Un tempo pensavo a “essere una brava persona” come a una sorta di identità fissa: o lo eri, o non lo eri. Se votavo nel modo giusto, firmavo le petizioni giuste, leggevo i libri giusti, potevo adagiarmi in quell’identità e sentirmi a posto.

Quell’illusione non è durata.

Negli ultimi anni—attraverso conversazioni che mi hanno messo a disagio, errori che ho fatto in modo rumoroso e pubblico, ascoltando persone la cui vita non assomiglia per niente alla mia—ho iniziato a capire l’alleanza e la solidarietà meno come un’etichetta e più come una pratica. Non un distintivo da esibire, ma un modo di esserci, soprattutto quando è scomodo, umiliante o costoso.

Questa è una riflessione su quel cambiamento: su come passiamo da “Sono uno dei buoni” a “Sto imparando, mi assumo le mie responsabilità e sono qui per restare, sul lungo periodo.”

Il momento in cui lo specchio si è incrinato

Qualche anno fa, ero in una piccola conversazione di gruppo dopo un laboratorio sulla giustizia razziale. Avevo preso la parola più volte, condividendo articoli che avevo letto e “intuizioni” che avevo raccolto. A un certo punto, una donna nera nel gruppo ha detto con gentilezza: “Mi chiedo—ti rendi conto di quanto spazio stai occupando in questo momento?”

Ho sentito lo stomaco stringersi. Il mio primo istinto è stato difendermi: Ma io sono dalla tua parte. Sto cercando di aiutare. Non sono come gli altri.

Sotto quella difensiva c’era qualcosa di più fragile: la paura che forse non fossi la persona che credevo di essere.
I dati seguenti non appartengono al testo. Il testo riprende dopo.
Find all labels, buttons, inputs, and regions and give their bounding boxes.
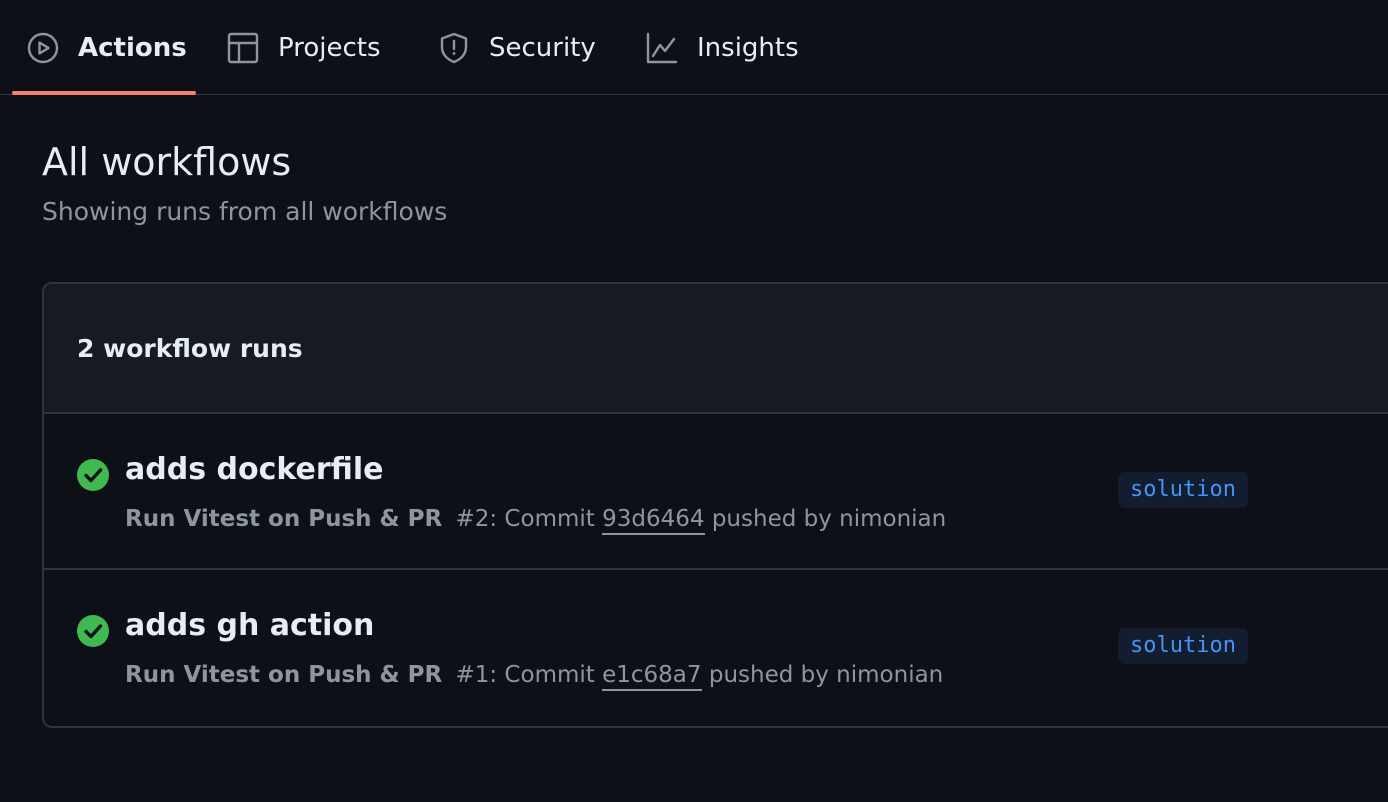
page-subtitle: Showing runs from all workflows — [42, 197, 448, 226]
page-title: All workflows — [42, 140, 292, 184]
commit-prefix: : Commit — [489, 506, 603, 532]
workflow-runs-list: 2 workflow runs adds dockerfile Run Vite… — [42, 282, 1388, 728]
tab-projects[interactable]: Projects — [226, 0, 381, 95]
branch-badge[interactable]: solution — [1118, 472, 1248, 508]
table-icon — [226, 31, 260, 65]
tab-insights[interactable]: Insights — [645, 0, 799, 95]
tab-security[interactable]: Security — [437, 0, 596, 95]
tab-insights-label: Insights — [697, 32, 799, 63]
run-number: #2 — [455, 506, 490, 532]
commit-sha-link[interactable]: e1c68a7 — [602, 662, 702, 691]
repo-tab-bar: Actions Projects Security Insights — [0, 0, 1388, 95]
tab-security-label: Security — [489, 32, 596, 63]
pushed-by: pushed by nimonian — [704, 506, 947, 532]
graph-icon — [645, 31, 679, 65]
tab-actions[interactable]: Actions — [12, 0, 196, 95]
pushed-by: pushed by nimonian — [701, 662, 944, 688]
tab-projects-label: Projects — [278, 32, 381, 63]
workflow-run-row[interactable]: adds dockerfile Run Vitest on Push & PR … — [44, 414, 1388, 570]
run-title-link[interactable]: adds gh action — [125, 608, 374, 643]
check-circle-icon — [76, 458, 110, 492]
commit-prefix: : Commit — [489, 662, 603, 688]
tab-actions-label: Actions — [78, 32, 187, 63]
shield-icon — [437, 31, 471, 65]
workflow-name: Run Vitest on Push & PR — [125, 662, 443, 688]
workflow-run-row[interactable]: adds gh action Run Vitest on Push & PR #… — [44, 570, 1388, 726]
commit-sha-link[interactable]: 93d6464 — [602, 506, 705, 535]
run-meta: Run Vitest on Push & PR #2: Commit 93d64… — [125, 506, 947, 535]
workflow-runs-count: 2 workflow runs — [77, 334, 303, 363]
workflow-name: Run Vitest on Push & PR — [125, 506, 443, 532]
run-meta: Run Vitest on Push & PR #1: Commit e1c68… — [125, 662, 944, 691]
branch-badge[interactable]: solution — [1118, 628, 1248, 664]
runs-list-header: 2 workflow runs — [44, 284, 1388, 414]
run-title-link[interactable]: adds dockerfile — [125, 452, 384, 487]
play-circle-icon — [26, 31, 60, 65]
run-number: #1 — [455, 662, 490, 688]
check-circle-icon — [76, 614, 110, 648]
Più tardi quella sera, riascoltando la conversazione nella mia testa, ho realizzato qualcosa di scomodo: ero più concentratə sull’essere percepitə come “consapevole” e “informato/a” che sull’ascoltare davvero. In quel momento la mia alleanza era performativa. Avevo messo al centro la mia voce e il mio bisogno di essere riconosciutə.

Quella consapevolezza ha fatto male—ma è stata anche una svolta. Mi ha invitato a una domanda diversa:

Invece di “Sono un buon alleato?”
ho iniziato a chiedermi: “Come mi sto presentando proprio ora—e per chi?”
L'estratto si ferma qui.